Mention the local food movement and many people will think of farmers’ markets, trendy restaurants, or the dilemma of buying a local apple versus an organic apple.
Few people will think of coffee.
And yet one of the main arguments for buying locally produced food — support for family farmers and local economies — applies even to a global commodity like coffee.
Over 70 percent of the world’s coffee is produced by small-scale farmers who cultivate the bean on farms less than 5 acres in size. Millions of these farmers also live a highly vulnerable existence. Many go hungry between the harvests in a phenomenon referred to in Central America as “los meses flacos,” or the thin months.
Nature only produces coffee in tropical climes, but those who drink it, and those of us who bring it to market, should unite around a fresh view of the world marketplace, taking responsibility to address livelihood challenges no matter where they exist in our global village.
This week in Boston, as some 9,000 coffee industry leaders, from farmers to traders to baristas, gather at the 25th annual exposition of the Specialty Coffee Association of America, we call on our peers in the coffee value chain to join forces to combat seasonal hunger in coffee farmer communities.
We have been attuned to the issue of food insecurity in the coffee lands for years. Green Mountain Coffee Roasters, Inc. found in 2007 that a shocking 67 percent of its producers in Mexico and Central America suffered from food insecurity for three to eight months each year.
For more than a decade, Cambridge-based Root Capital has provided farm credit and financial management training to coffee cooperatives, and other small and growing agricultural businesses, that buy from family farmers in Latin America and Africa. Root Capital’s finance enables them to access the international markets that pay higher prices than local markets. It shores up the businesses so that they can act as anchor institutions in the developing world, offering small-scale farmers more sustainable livelihoods.
But as we’ve both learned, even access to global markets is not enough to ensure food security in some farm communities. And today, because of climate change, coffee farmers are even more vulnerable. Rains come at the wrong time in the harvest cycle, or come as violent downpours that can ruin coffee cherries. Climate change is spurring diseases like coffee rust, now devastating the Central American harvest, and pests like the berry borer.
So how can we, as coffee industry leaders and coffee drinkers, alike, help farmers at the base of the value chain?
First, we can strengthen food security through staple crops and household gardens. As value chain partners we should hold ourselves accountable for what we’re doing to reduce vulnerable farmers’ reliance on a single exportable cash crop.
In our experience, helping coffee farmers diversify into crops, like corn, beans, fresh fruits and vegetables, for their own food needs and for selling in domestic markets is especially fruitful. It creates more resilient farmers, which in turn helps ensure a reliable supply of high-quality beans for companies and consumers alike.

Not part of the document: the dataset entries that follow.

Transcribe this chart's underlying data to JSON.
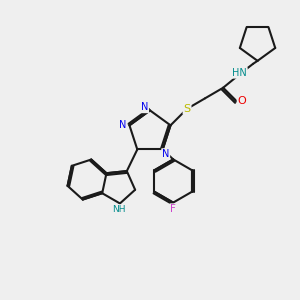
{
  "bg_color": "#efefef",
  "bond_color": "#1a1a1a",
  "N_color": "#0000ee",
  "H_color": "#008b8b",
  "O_color": "#ee0000",
  "S_color": "#bbbb00",
  "F_color": "#cc44cc",
  "lw": 1.5,
  "fs": 7.0,
  "xlim": [
    0,
    10
  ],
  "ylim": [
    0,
    10
  ]
}
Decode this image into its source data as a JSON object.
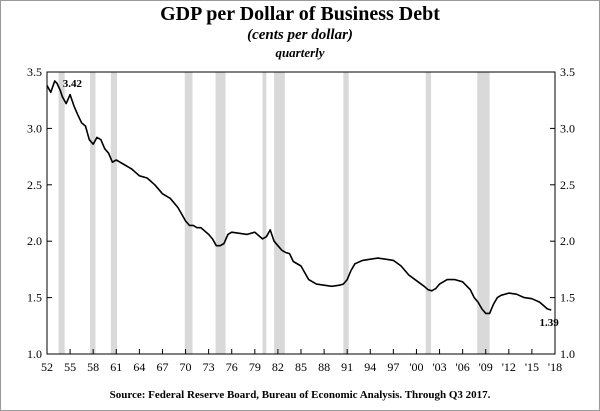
{
  "chart_data": {
    "type": "line",
    "title": "GDP per Dollar of Business Debt",
    "subtitle": "(cents per dollar)",
    "frequency": "quarterly",
    "source": "Source:  Federal Reserve Board, Bureau of Economic Analysis.  Through Q3 2017.",
    "ylim": [
      1.0,
      3.5
    ],
    "xlim": [
      1952,
      2018
    ],
    "y_ticks": [
      "1.0",
      "1.5",
      "2.0",
      "2.5",
      "3.0",
      "3.5"
    ],
    "x_ticks": [
      {
        "year": 1952,
        "label": "52"
      },
      {
        "year": 1955,
        "label": "55"
      },
      {
        "year": 1958,
        "label": "58"
      },
      {
        "year": 1961,
        "label": "61"
      },
      {
        "year": 1964,
        "label": "64"
      },
      {
        "year": 1967,
        "label": "67"
      },
      {
        "year": 1970,
        "label": "70"
      },
      {
        "year": 1973,
        "label": "73"
      },
      {
        "year": 1976,
        "label": "76"
      },
      {
        "year": 1979,
        "label": "79"
      },
      {
        "year": 1982,
        "label": "82"
      },
      {
        "year": 1985,
        "label": "85"
      },
      {
        "year": 1988,
        "label": "88"
      },
      {
        "year": 1991,
        "label": "91"
      },
      {
        "year": 1994,
        "label": "94"
      },
      {
        "year": 1997,
        "label": "97"
      },
      {
        "year": 2000,
        "label": "'00"
      },
      {
        "year": 2003,
        "label": "'03"
      },
      {
        "year": 2006,
        "label": "'06"
      },
      {
        "year": 2009,
        "label": "'09"
      },
      {
        "year": 2012,
        "label": "'12"
      },
      {
        "year": 2015,
        "label": "'15"
      },
      {
        "year": 2018,
        "label": "'18"
      }
    ],
    "recessions": [
      [
        1953.5,
        1954.3
      ],
      [
        1957.6,
        1958.3
      ],
      [
        1960.3,
        1961.1
      ],
      [
        1969.9,
        1970.9
      ],
      [
        1973.9,
        1975.2
      ],
      [
        1980.0,
        1980.5
      ],
      [
        1981.5,
        1982.9
      ],
      [
        1990.5,
        1991.2
      ],
      [
        2001.2,
        2001.9
      ],
      [
        2007.9,
        2009.5
      ]
    ],
    "series": [
      {
        "x": [
          1952.0,
          1952.5,
          1953.0,
          1953.3,
          1953.7,
          1954.0,
          1954.5,
          1955.0,
          1955.5,
          1956.0,
          1956.5,
          1957.0,
          1957.5,
          1958.0,
          1958.5,
          1959.0,
          1959.5,
          1960.0,
          1960.5,
          1961.0,
          1961.5,
          1962.0,
          1963.0,
          1964.0,
          1965.0,
          1966.0,
          1967.0,
          1968.0,
          1969.0,
          1969.5,
          1970.0,
          1970.5,
          1971.0,
          1971.5,
          1972.0,
          1973.0,
          1973.5,
          1974.0,
          1974.5,
          1975.0,
          1975.5,
          1976.0,
          1977.0,
          1978.0,
          1979.0,
          1979.5,
          1980.0,
          1980.5,
          1981.0,
          1981.5,
          1982.0,
          1982.5,
          1983.0,
          1983.5,
          1984.0,
          1985.0,
          1986.0,
          1987.0,
          1988.0,
          1989.0,
          1990.0,
          1990.5,
          1991.0,
          1991.5,
          1992.0,
          1993.0,
          1994.0,
          1995.0,
          1996.0,
          1997.0,
          1998.0,
          1999.0,
          2000.0,
          2001.0,
          2001.5,
          2002.0,
          2002.5,
          2003.0,
          2004.0,
          2005.0,
          2006.0,
          2007.0,
          2007.5,
          2008.0,
          2008.5,
          2009.0,
          2009.5,
          2010.0,
          2010.5,
          2011.0,
          2012.0,
          2013.0,
          2014.0,
          2015.0,
          2016.0,
          2016.5,
          2017.0,
          2017.5
        ],
        "y": [
          3.38,
          3.32,
          3.42,
          3.4,
          3.34,
          3.28,
          3.22,
          3.3,
          3.2,
          3.12,
          3.05,
          3.02,
          2.9,
          2.86,
          2.92,
          2.9,
          2.82,
          2.78,
          2.7,
          2.72,
          2.7,
          2.68,
          2.64,
          2.58,
          2.56,
          2.5,
          2.42,
          2.38,
          2.3,
          2.24,
          2.18,
          2.14,
          2.14,
          2.12,
          2.12,
          2.06,
          2.02,
          1.96,
          1.96,
          1.98,
          2.06,
          2.08,
          2.07,
          2.06,
          2.08,
          2.05,
          2.02,
          2.04,
          2.1,
          2.0,
          1.96,
          1.92,
          1.9,
          1.89,
          1.82,
          1.78,
          1.66,
          1.62,
          1.61,
          1.6,
          1.61,
          1.62,
          1.66,
          1.74,
          1.8,
          1.83,
          1.84,
          1.85,
          1.84,
          1.83,
          1.78,
          1.7,
          1.65,
          1.6,
          1.57,
          1.56,
          1.58,
          1.62,
          1.66,
          1.66,
          1.64,
          1.57,
          1.5,
          1.46,
          1.4,
          1.36,
          1.36,
          1.44,
          1.5,
          1.52,
          1.54,
          1.53,
          1.5,
          1.49,
          1.46,
          1.43,
          1.4,
          1.39
        ]
      }
    ],
    "annotations": [
      {
        "text": "3.42",
        "year": 1953.0,
        "value": 3.42
      },
      {
        "text": "1.39",
        "year": 2017.5,
        "value": 1.39
      }
    ]
  },
  "colors": {
    "line": "#000000",
    "recession": "#d9d9d9",
    "frame": "#000000"
  }
}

Second, we can help coffee enterprises get microloans into the hands of farmers. When coffee farmers run out of cash in between harvests they often resort to taking credit from loan sharks simply to feed their families. This predatory lending locks them into a vicious cycle of indebtedness. When coffee enterprises offer microloans to meet the needs of farm households, however, the impact can be transformative.

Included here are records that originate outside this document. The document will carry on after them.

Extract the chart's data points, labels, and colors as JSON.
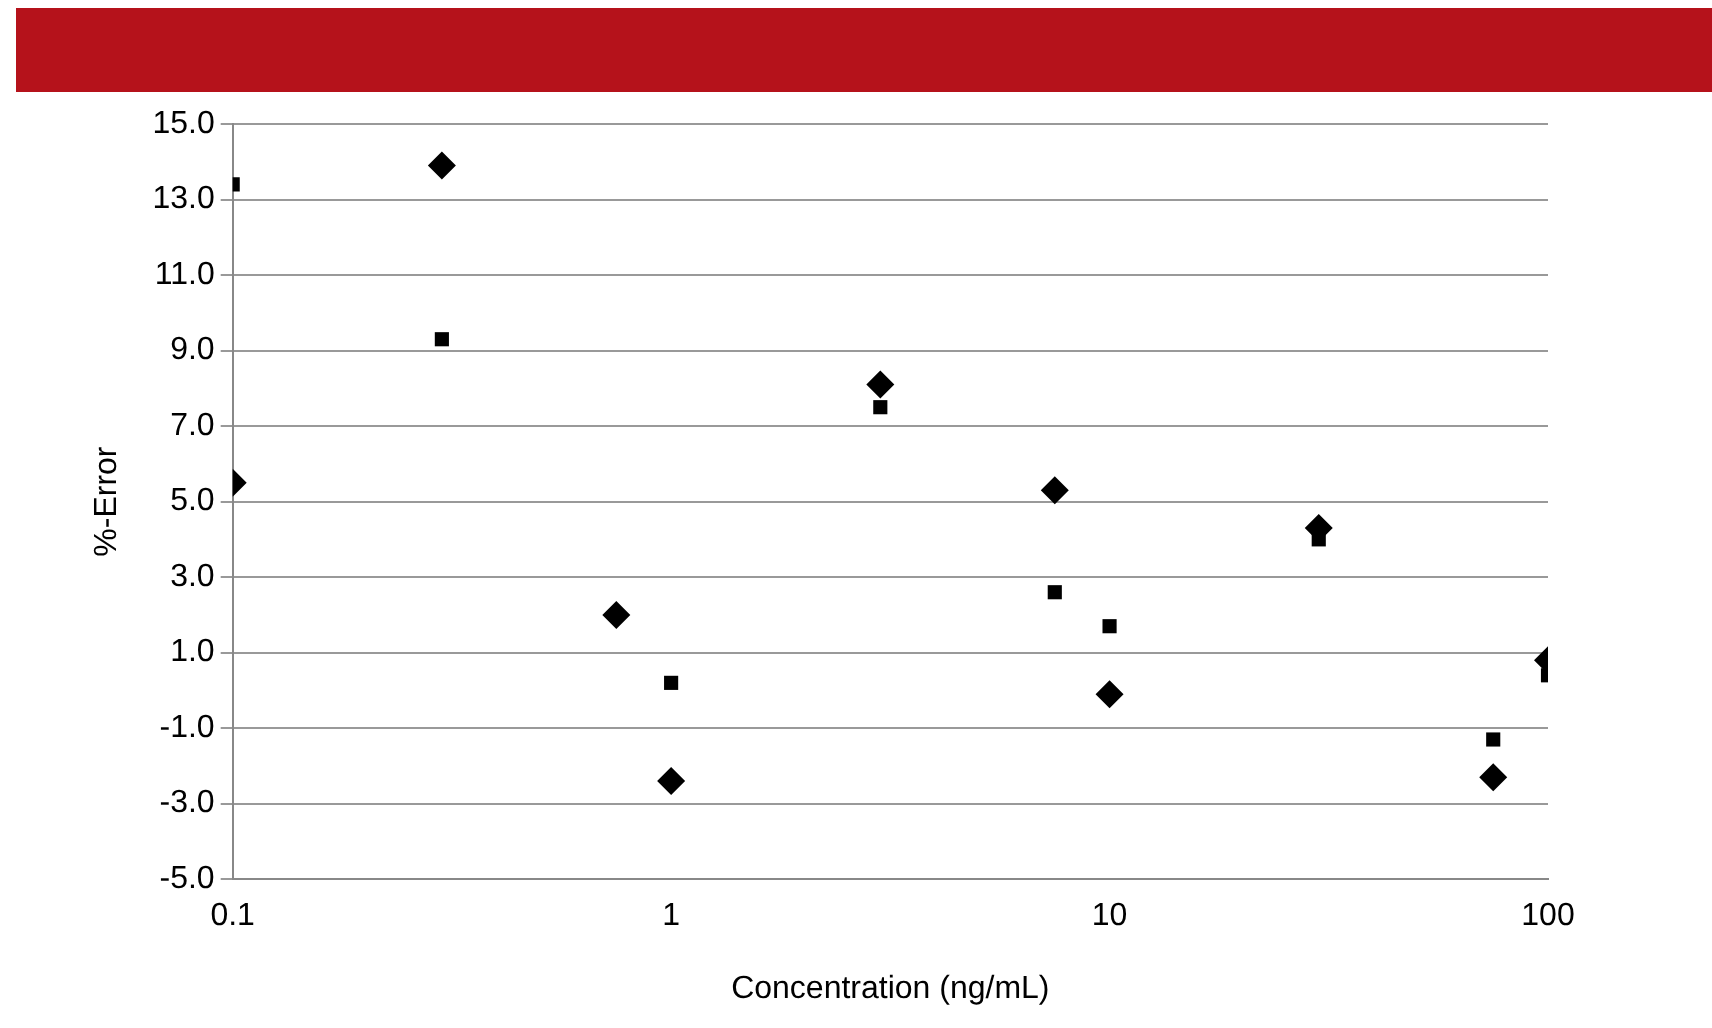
{
  "chart_data": {
    "type": "scatter",
    "xlabel": "Concentration (ng/mL)",
    "ylabel": "%-Error",
    "log": "x",
    "grid": "y",
    "legend": false,
    "xlim": [
      0.1,
      100
    ],
    "xticks": [
      0.1,
      1,
      10,
      100
    ],
    "ylim": [
      -5,
      15
    ],
    "yticks": [
      {
        "value": -5,
        "label": "-5.0"
      },
      {
        "value": -3,
        "label": "-3.0"
      },
      {
        "value": -1,
        "label": "-1.0"
      },
      {
        "value": 1,
        "label": "1.0"
      },
      {
        "value": 3,
        "label": "3.0"
      },
      {
        "value": 5,
        "label": "5.0"
      },
      {
        "value": 7,
        "label": "7.0"
      },
      {
        "value": 9,
        "label": "9.0"
      },
      {
        "value": 11,
        "label": "11.0"
      },
      {
        "value": 13,
        "label": "13.0"
      },
      {
        "value": 15,
        "label": "15.0"
      }
    ],
    "x": [
      0.1,
      0.3,
      0.75,
      1,
      3,
      7.5,
      10,
      30,
      75,
      100
    ],
    "series": [
      {
        "color": "#000000",
        "marker": "diamond",
        "values": [
          5.5,
          13.9,
          2.0,
          -2.4,
          8.1,
          5.3,
          -0.1,
          4.3,
          -2.3,
          0.8
        ]
      },
      {
        "color": "#000000",
        "marker": "square",
        "values": [
          13.4,
          9.3,
          null,
          0.2,
          7.5,
          2.6,
          1.7,
          4.0,
          -1.3,
          0.4
        ]
      }
    ]
  }
}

Customized farm credit helps individual producers launch side businesses like animal husbandry and selling milk or eggs. It also enables them to purchase inputs like organic fertilizer and seed stock to increase agricultural productivity or adapt to climate change. Furthermore, it can improve the quality of their lives, such as when cooperatives like El Gorrión, in Nicaragua, offer affordable credit to members to buy solar panels that bring electricity to their homes — replacing dirty kerosene lamps and allowing their children to study at night.

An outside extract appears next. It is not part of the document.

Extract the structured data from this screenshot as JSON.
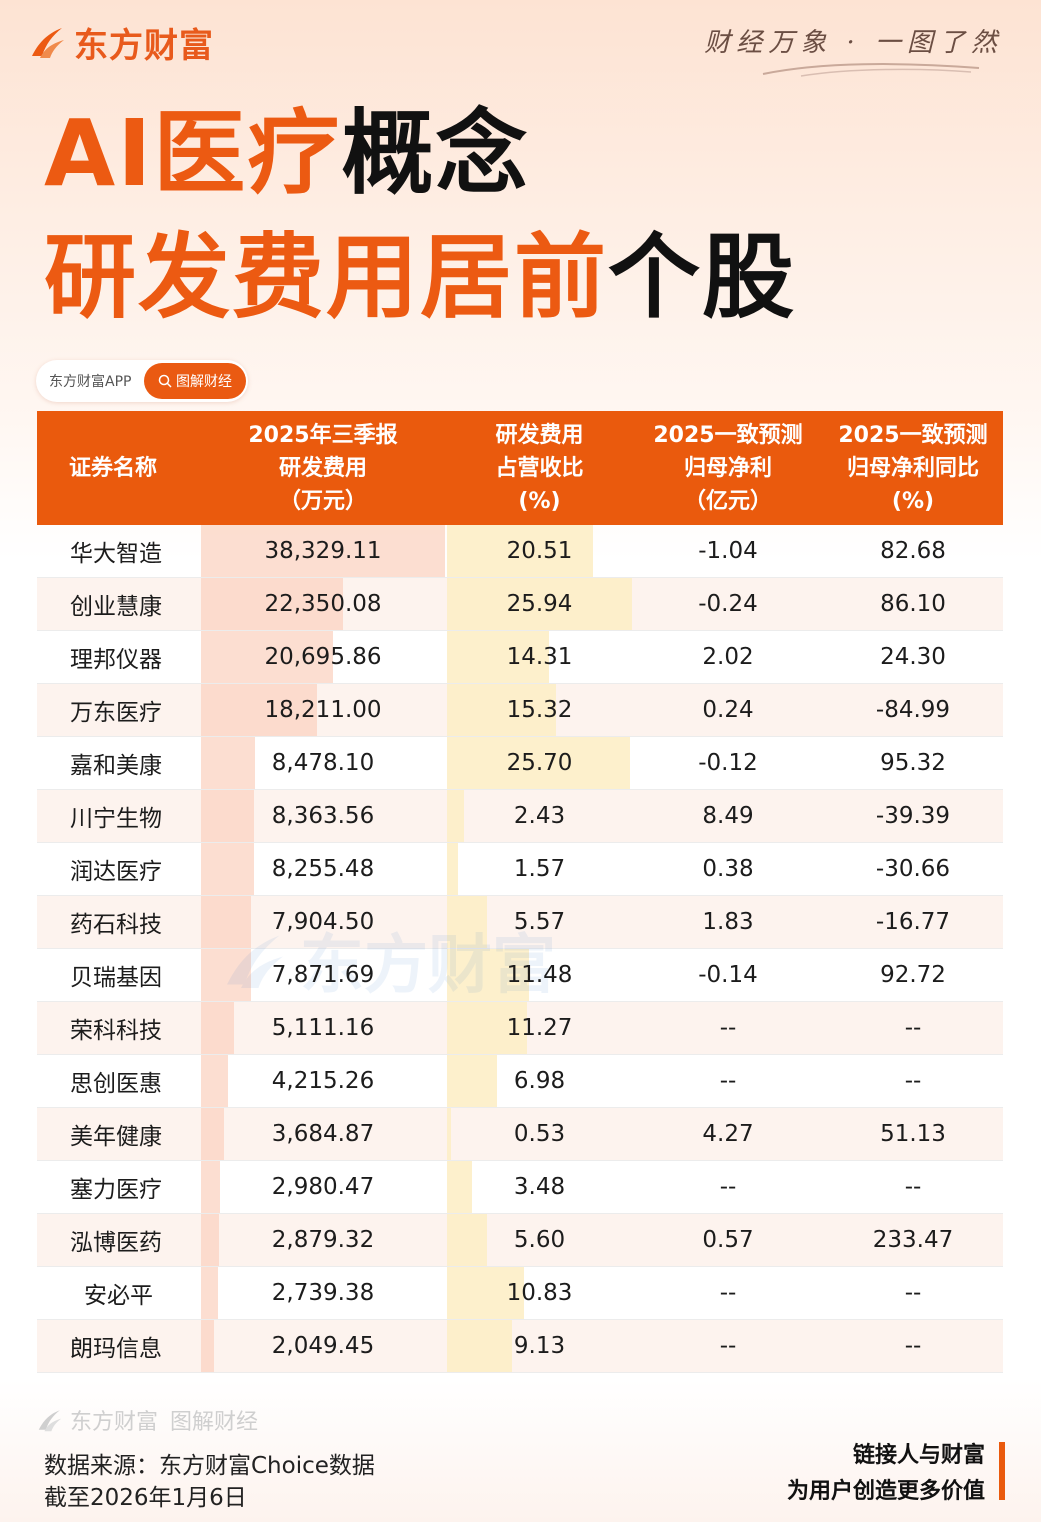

Third, we should share our global business expertise. Coffee cooperatives need agronomic assistance, business training and financing to diversify their economic opportunities and set up micro-credit systems, and that’s where industry leaders can step in. The newly-launched Coffeelands Food Security Coalition, an association of five industry leaders and several nonprofits, is one such vehicle for lending support.
Lastly, coffee drinkers, take a fresh, expanded view of your local economy. The next time you buy coffee look for brands that are not only sustainably sourced, but that are engaged in strengthening distant local economies, where the vast majority of the world’s poorest farmers live. Though coffee farms don’t grace your local community, the small-scale farmer down South who labored hard to produce your brew deserves a sustainable livelihood just as much as the farmer down the road who grew your arugula and beets.